Suppressing Pink Elephants with Direct Principle Feedback
This addresses the need for inference-time controllability of LLMs for diverse application contexts, though it's an incremental improvement on existing Constitutional AI methods.
The paper tackles the Pink Elephant Problem - making LLMs avoid discussing forbidden entities while discussing preferred alternatives at inference time - by introducing Direct Principle Feedback, a simplified Constitutional AI method that applies DPO directly on critiques and revisions. Their fine-tuned 13B LLaMA 2 model significantly outperforms Llama-2-13B-Chat and prompted baselines, and matches GPT-4 performance on their curated test set.
Existing methods for controlling language models, such as RLHF and Constitutional AI, involve determining which LLM behaviors are desirable and training them into a language model. However, in many cases, it is desirable for LLMs to be controllable at inference time, so that they can be used in multiple contexts with diverse needs.
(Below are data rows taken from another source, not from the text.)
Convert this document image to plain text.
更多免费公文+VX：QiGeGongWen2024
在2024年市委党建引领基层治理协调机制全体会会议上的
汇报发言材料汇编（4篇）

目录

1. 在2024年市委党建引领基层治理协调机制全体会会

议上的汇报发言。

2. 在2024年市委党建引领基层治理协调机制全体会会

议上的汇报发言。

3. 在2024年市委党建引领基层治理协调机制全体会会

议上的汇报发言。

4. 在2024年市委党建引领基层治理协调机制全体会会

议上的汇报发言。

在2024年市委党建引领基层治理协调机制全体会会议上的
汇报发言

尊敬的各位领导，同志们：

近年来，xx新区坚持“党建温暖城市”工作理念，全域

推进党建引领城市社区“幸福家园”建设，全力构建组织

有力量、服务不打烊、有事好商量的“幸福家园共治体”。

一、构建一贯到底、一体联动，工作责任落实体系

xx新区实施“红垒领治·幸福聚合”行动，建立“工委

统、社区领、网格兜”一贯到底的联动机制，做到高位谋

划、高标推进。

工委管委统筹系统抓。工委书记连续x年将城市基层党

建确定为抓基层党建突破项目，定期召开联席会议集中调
We illustrate this with the Pink Elephant Problem: instructing an LLM to avoid discussing a certain entity (a ``Pink Elephant''), and instead discuss a preferred entity (``Grey Elephant''). We apply a novel simplification of Constitutional AI, Direct Principle Feedback, which skips the ranking of responses and uses DPO directly on critiques and revisions. Our results show that after DPF fine-tuning on our synthetic Pink Elephants dataset, our 13B fine-tuned LLaMA 2 model significantly outperforms Llama-2-13B-Chat and a prompted baseline, and performs as well as GPT-4 in on our curated test set assessing the Pink Elephant Problem.